Unnamed: 0,R&D Spend,Administration,Marketing Spend,State,Profit
0,165349.2,136897.8,471784.1,1,192261.83
1,162597.7,151377.59,443898.53,0,191792.06
2,153441.51,101145.55,407934.54,0,191050.39
3,144372.41,118671.85,383199.62,1,182901.99
4,142107.34,91391.77,366168.42,0,166187.94


Next, we're going to create and train the model.

In [39]:
model = LogisticRegression(solver='liblinear', C=10.0, random_state=0)
model.fit(x_train, y_train)

LogisticRegression(random_state=0)

Like linear regression, logistic regression is trained using least squares optimization, which is the most efficient approach to finding coefficients that minimize error for these models. By default, `LogisticRegression()` uses `lbfgs` as the optimization algorithm, which supports L2 regularization. `liblinear` used to be the default and is better to use for smaller data sets and supports both L1 and L2 penalities.  See [here](https://scikit-learn.org/stable/modules/generated/sklearn.linear_model.LogisticRegression.html) for the full list of parameters. 

The parameter `C` is a hyperparameter. A high value of `C` tells the model to give more weight to the training data and a lower weight to the complexity penalty because we trust it more. 

### Evaluating the Model

Now, let's check the performance of our model.

In [45]:
p_pred = model.predict_proba(x_test)
y_pred = model.predict(x_test)
r2 = model.score(x_test, y_test)
conf_m = confusion_matrix(y_test, y_pred)
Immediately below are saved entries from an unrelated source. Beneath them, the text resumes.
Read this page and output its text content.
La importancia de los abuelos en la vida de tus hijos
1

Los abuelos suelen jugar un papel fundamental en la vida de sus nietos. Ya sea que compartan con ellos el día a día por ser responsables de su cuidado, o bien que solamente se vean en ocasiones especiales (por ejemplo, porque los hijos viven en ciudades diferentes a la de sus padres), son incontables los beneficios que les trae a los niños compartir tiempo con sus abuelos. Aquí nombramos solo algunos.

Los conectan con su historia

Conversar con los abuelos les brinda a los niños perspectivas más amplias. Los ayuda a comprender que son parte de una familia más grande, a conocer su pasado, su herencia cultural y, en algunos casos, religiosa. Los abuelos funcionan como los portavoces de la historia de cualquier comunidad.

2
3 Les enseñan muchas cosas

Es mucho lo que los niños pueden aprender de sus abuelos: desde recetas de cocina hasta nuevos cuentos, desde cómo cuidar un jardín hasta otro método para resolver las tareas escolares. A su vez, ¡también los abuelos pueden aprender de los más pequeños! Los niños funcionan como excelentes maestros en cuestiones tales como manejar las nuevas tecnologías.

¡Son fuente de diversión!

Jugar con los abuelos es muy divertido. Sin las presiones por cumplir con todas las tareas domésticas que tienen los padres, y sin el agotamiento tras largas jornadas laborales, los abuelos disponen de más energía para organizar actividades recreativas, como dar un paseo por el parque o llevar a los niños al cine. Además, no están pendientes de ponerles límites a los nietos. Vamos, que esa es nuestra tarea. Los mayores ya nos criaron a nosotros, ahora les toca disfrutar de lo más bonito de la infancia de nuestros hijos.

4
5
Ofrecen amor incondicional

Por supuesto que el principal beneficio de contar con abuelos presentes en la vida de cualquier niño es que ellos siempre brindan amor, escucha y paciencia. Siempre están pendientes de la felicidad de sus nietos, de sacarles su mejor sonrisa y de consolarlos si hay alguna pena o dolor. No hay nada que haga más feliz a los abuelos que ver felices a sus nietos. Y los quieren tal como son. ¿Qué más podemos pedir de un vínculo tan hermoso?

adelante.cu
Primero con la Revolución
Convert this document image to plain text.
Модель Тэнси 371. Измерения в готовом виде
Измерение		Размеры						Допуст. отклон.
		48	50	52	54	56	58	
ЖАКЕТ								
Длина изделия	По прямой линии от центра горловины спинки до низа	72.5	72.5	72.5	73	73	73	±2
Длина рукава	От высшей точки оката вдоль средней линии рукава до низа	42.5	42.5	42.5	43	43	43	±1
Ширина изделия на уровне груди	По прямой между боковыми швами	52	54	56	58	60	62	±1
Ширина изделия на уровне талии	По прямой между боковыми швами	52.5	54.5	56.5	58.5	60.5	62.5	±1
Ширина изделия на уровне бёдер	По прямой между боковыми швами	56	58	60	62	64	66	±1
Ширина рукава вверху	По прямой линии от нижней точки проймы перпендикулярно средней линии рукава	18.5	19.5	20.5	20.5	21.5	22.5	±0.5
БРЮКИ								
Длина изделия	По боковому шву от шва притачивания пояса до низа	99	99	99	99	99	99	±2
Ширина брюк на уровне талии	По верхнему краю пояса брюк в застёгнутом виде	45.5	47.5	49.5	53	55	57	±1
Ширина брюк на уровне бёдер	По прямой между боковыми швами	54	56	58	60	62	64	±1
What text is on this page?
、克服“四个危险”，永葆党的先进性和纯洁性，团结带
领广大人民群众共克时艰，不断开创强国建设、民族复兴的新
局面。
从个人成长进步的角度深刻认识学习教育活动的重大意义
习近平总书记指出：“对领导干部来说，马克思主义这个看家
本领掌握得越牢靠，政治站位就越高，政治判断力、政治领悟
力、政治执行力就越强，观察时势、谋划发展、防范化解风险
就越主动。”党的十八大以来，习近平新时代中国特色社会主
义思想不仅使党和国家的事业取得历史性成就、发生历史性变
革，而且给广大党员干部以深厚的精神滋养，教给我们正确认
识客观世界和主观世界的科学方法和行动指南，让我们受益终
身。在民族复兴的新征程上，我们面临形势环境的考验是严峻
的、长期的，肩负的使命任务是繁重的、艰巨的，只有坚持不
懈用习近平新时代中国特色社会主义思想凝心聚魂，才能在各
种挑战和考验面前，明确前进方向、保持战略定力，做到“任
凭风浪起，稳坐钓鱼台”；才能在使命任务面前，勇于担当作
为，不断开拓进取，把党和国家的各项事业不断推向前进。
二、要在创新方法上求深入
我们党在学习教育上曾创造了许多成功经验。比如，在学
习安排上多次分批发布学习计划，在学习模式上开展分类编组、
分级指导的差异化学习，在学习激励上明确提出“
`p_pred` returns a matrix of probabilites for our targets (in this case, $0$ and $1$). For example, the probability that the first term is $0$ is about $0.82$ and the probability that it's $1$ is about $1-0.82=0.18$.

In [46]:
p_pred

array([[0.7683486 , 0.2316514 ],
       [0.78861458, 0.21138542],
       [0.73986803, 0.26013197],
       [0.65224295, 0.34775705],
       [0.69214806, 0.30785194],
       [0.7919051 , 0.2080949 ],
       [0.5545323 , 0.4454677 ],
       [0.71152914, 0.28847086],
       [0.67516454, 0.32483546],
       [0.63250928, 0.36749072]])

`y_pred` will only return our targets of $0$'s and $1$'s.

In [47]:
y_pred

array([0, 0, 0, 0, 0, 0, 0, 0, 0, 0])

A confusion matrix is used to evaluate the performance of a classification model. It is read as follows:

* **True negatives** are in the upper-left quadrant
* **False negatives** are in the lower-left quadrant
* **False positives** are in the upper-right quadrant
* **True positives** are in the lower-right quadrant

In [48]:
conf_m

array([[5, 0],
       [5, 0]])

In [49]:
r2

0.5

I guess these features alone aren't enough to predict the state for each startup.